Opera Meets Film: A Look At Dreams Through Opera In ‘To Rome With Love’

By Francisco Salazar

“Opera Meets Film” is a feature dedicated to exploring the way that opera has been employed in cinema. We will select a section or a film in its entirety, highlighting the impact that utilizing the operatic form or sections from an opera can alter our perception of a film that we are viewing. This week’s installment we will take a look at “To Rome With Love.”

“To Rome with Love” deals with fantasies, dreams, and love.
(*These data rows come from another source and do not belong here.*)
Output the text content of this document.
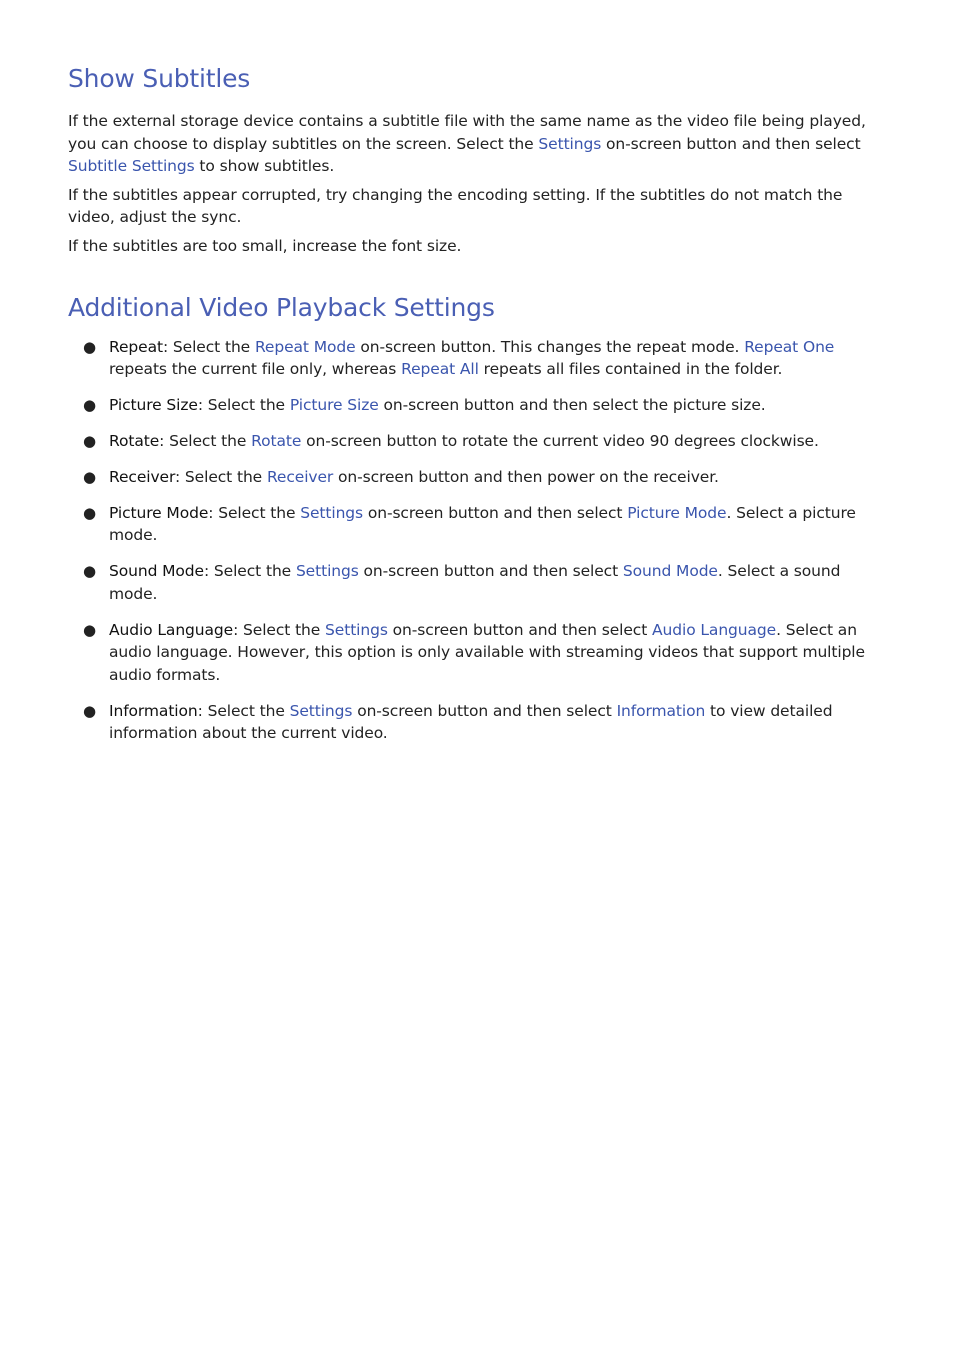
Show Subtitles

If the external storage device contains a subtitle file with the same name as the video file being played, you can choose to display subtitles on the screen. Select the Settings on-screen button and then select Subtitle Settings to show subtitles.

If the subtitles appear corrupted, try changing the encoding setting. If the subtitles do not match the video, adjust the sync.

If the subtitles are too small, increase the font size.

Additional Video Playback Settings
● Repeat: Select the Repeat Mode on-screen button. This changes the repeat mode. Repeat One repeats the current file only, whereas Repeat All repeats all files contained in the folder.
● Picture Size: Select the Picture Size on-screen button and then select the picture size.
● Rotate: Select the Rotate on-screen button to rotate the current video 90 degrees clockwise.
● Receiver: Select the Receiver on-screen button and then power on the receiver.
● Picture Mode: Select the Settings on-screen button and then select Picture Mode. Select a picture mode.
● Sound Mode: Select the Settings on-screen button and then select Sound Mode. Select a sound mode.
● Audio Language: Select the Settings on-screen button and then select Audio Language. Select an audio language. However, this option is only available with streaming videos that support multiple audio formats.
● Information: Select the Settings on-screen button and then select Information to view detailed information about the current video.
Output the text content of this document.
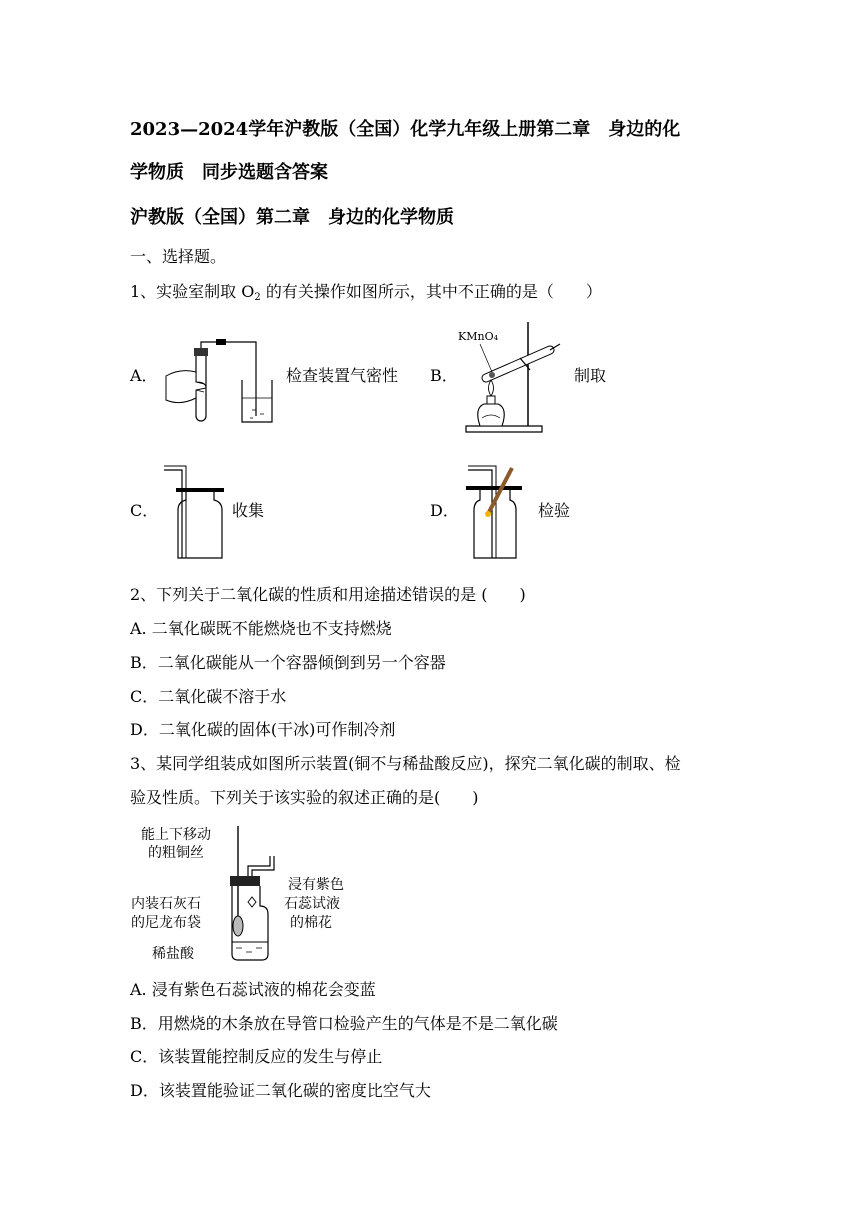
2023—2024学年沪教版（全国）化学九年级上册第二章　身边的化
学物质　同步选题含答案
沪教版（全国）第二章　身边的化学物质
一、选择题。
1、实验室制取 $O_2$ 的有关操作如图所示，其中不正确的是（　　）
A．	检查装置气密性 B．
KMnO₄
制取
C．	收集	D．	检验
2、下列关于二氧化碳的性质和用途描述错误的是 (　　)
A. 二氧化碳既不能燃烧也不支持燃烧
B．二氧化碳能从一个容器倾倒到另一个容器
C．二氧化碳不溶于水
D．二氧化碳的固体(干冰)可作制冷剂
3、某同学组装成如图所示装置(铜不与稀盐酸反应)，探究二氧化碳的制取、检
验及性质。下列关于该实验的叙述正确的是(　　)
能上下移动
的粗铜丝
浸有紫色
石蕊试液
的棉花
内装石灰石
的尼龙布袋
稀盐酸
A. 浸有紫色石蕊试液的棉花会变蓝
B．用燃烧的木条放在导管口检验产生的气体是不是二氧化碳
C．该装置能控制反应的发生与停止
D．该装置能验证二氧化碳的密度比空气大
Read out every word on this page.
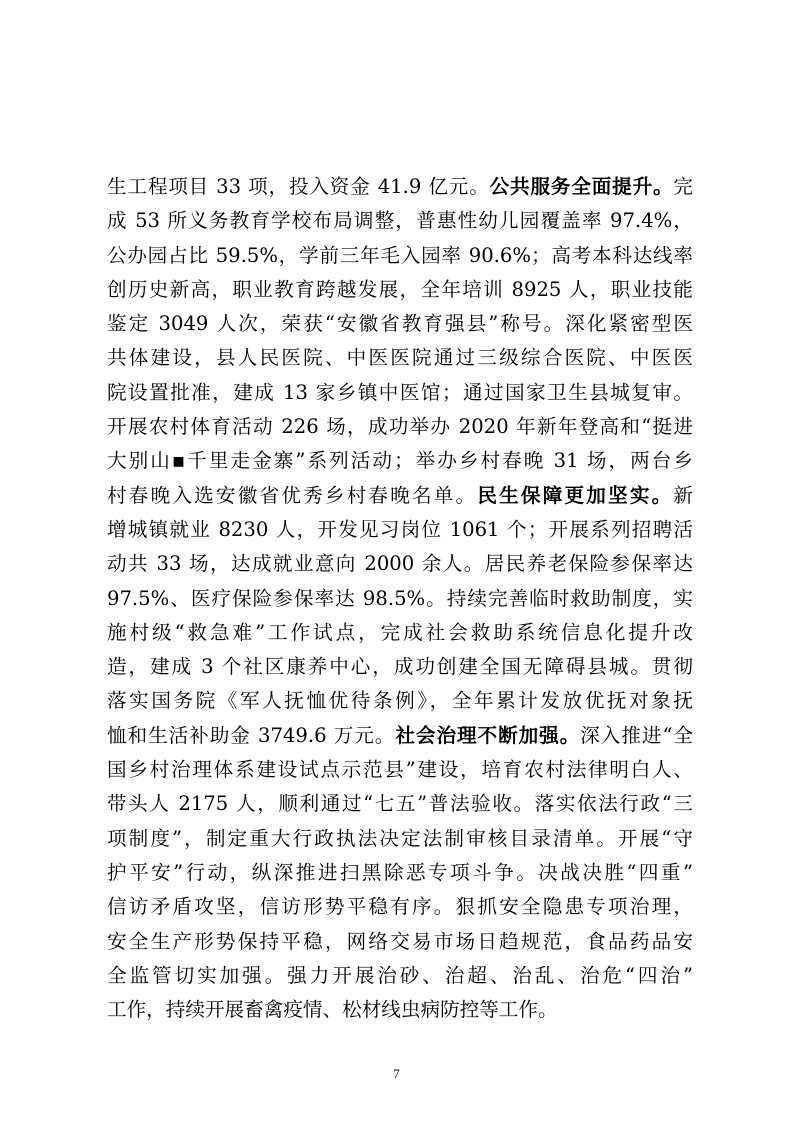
生工程项目 33 项，投入资金 41.9 亿元。公共服务全面提升。完
成 53 所义务教育学校布局调整，普惠性幼儿园覆盖率 97.4%，
公办园占比 59.5%，学前三年毛入园率 90.6%；高考本科达线率
创历史新高，职业教育跨越发展，全年培训 8925 人，职业技能
鉴定 3049 人次，荣获“安徽省教育强县”称号。深化紧密型医
共体建设，县人民医院、中医医院通过三级综合医院、中医医
院设置批准，建成 13 家乡镇中医馆；通过国家卫生县城复审。
开展农村体育活动 226 场，成功举办 2020 年新年登高和“挺进
大别山▪千里走金寨”系列活动；举办乡村春晚 31 场，两台乡
村春晚入选安徽省优秀乡村春晚名单。民生保障更加坚实。新
增城镇就业 8230 人，开发见习岗位 1061 个；开展系列招聘活
动共 33 场，达成就业意向 2000 余人。居民养老保险参保率达
97.5%、医疗保险参保率达 98.5%。持续完善临时救助制度，实
施村级“救急难”工作试点，完成社会救助系统信息化提升改
造，建成 3 个社区康养中心，成功创建全国无障碍县城。贯彻
落实国务院《军人抚恤优待条例》，全年累计发放优抚对象抚
恤和生活补助金 3749.6 万元。社会治理不断加强。深入推进“全
国乡村治理体系建设试点示范县”建设，培育农村法律明白人、
带头人 2175 人，顺利通过“七五”普法验收。落实依法行政“三
项制度”，制定重大行政执法决定法制审核目录清单。开展“守
护平安”行动，纵深推进扫黑除恶专项斗争。决战决胜“四重”
信访矛盾攻坚，信访形势平稳有序。狠抓安全隐患专项治理，
安全生产形势保持平稳，网络交易市场日趋规范，食品药品安
全监管切实加强。强力开展治砂、治超、治乱、治危“四治”
工作，持续开展畜禽疫情、松材线虫病防控等工作。
7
It deals with characters who live unsatisfied in their daily lives and who dream with bigger and better things.

Like “Midnight in Paris,” Woody Allen uses the background of a legendary European city to showcase the mystic and romanticism one generally thinks about within one of these locales.

However, whereas “Midnight” took on one main narrative, this film features four stories. There is the architect who looks to a wild adventure with his girlfriend’s best friend and then there’s the ordinary Italian who lives a routine life with his wife and children and seeks to have more attention. There is also an Italian couple on their honeymoon seeking a better life in Rome and, finally, there is the American and the Italian who meet and fall in love and whose parents meet when they become engaged.

This last story is the one we will focus on as it summarizes the entire film of people seeking to live out their big dreams and fantasies. And in this story, we see one of the characters attempting to live out his dream by discovering a big opera singer.

A Dream 

When we think of opera, we think of larger than life divas and singers with powerful voices. There is a divinity that has been bestowed on these singers and an intense pressure that is given to them. We seek perfection and yet they are human. There is also this romantic aspect to opera that is inherent to the art form and which gives it a fantastical element.

And with all performing arts, there are dreams of becoming the best and making a mark. But not everyone is born to be in show business. Some people fulfill these dreams of performing in the shower. They sing for themselves to relieve stress or simply fantasize about singing but that is not what they want. They simply love listening and singing along.

In the case of Giancarlo, Michelangelo’s father, he has a beautiful operatic voice that works only in the shower. When Jerry, Hayley’s father discovers the voice, he sets out to convince Giancarlo to give show business a try.

As he notes at the beginning of the film, Jerry never made his mark as an opera director and never achieved what he wanted. He always believed he was ahead of his time. So when he discovers Giancarlo singing in the shower, he immediately sets up an audition but that is a complete disaster as Giancarlo is unable to sing “Nessun Dorma” as well as he does in the shower.

And this is when Jerry decides to place Giancarlo in the shower during live performances. Jerry is seeking to live out his dream of making a mark using an art form that is considered traditional and old. He is trying to force a revolution by creating a sensation. And while Giancarlo fulfills his dream of performing “Pagliacci” and receives rave reviews, Jerry ultimately fails with critical scorn.

And this is ultimately how most of these stories end. While the characters seek out larger than life circumstances, they ultimately go back to their ordinary lives realizing that they can be perfectly fine the way they live.

Opera

Throughout the film, Allen chooses numerous operatic selections including “Nessun Dorma” and selections of “Pagliacci.” The “Nessun Dorma” is interesting as it used for Giancarlo’s audition. This is an aria that ends in triumph and is generally an audience pleaser. But Allen subverts the idea and shows Giancarlo fail as he cracks on the “vincero.” It is literally a failure rather than a victory.

And the Pagliacci is also interesting as it deals with show business. Canio is attempting to live a happy life with Nedda as he goes through the obstacles of his career. Throughout the scene where Giancarlo is performing “Pagliacci” in the shower, there are three portions of the opera that are clearly intentional in the film. The first is the opening when Canio tells the crowds that they will be giving a show, “a ventitre ore,” the show being Giancarlo in the shower performing as Jerry’s experiment. Then there is “Vesti la giubba” which is a display of a man suffering but having to continue the show regardless of his personal life. And the end is the death scene when Canio says “la comedia e finita,” the comedy is over. These lines end the show but in the film it also means that Giancarlo is done with Jerry’s experiment and his farce.

An Unexpected Opera Singer

Allen is also clever as he uses an actual opera singer to play Giancarlo. Fabio Armiliato, one of Italy’s most popular tenors, lets go of the glamour and elegance in favor of an ordinary look. And in doing so Allen subverts any notion of what opera singers look like and auras they have obtained.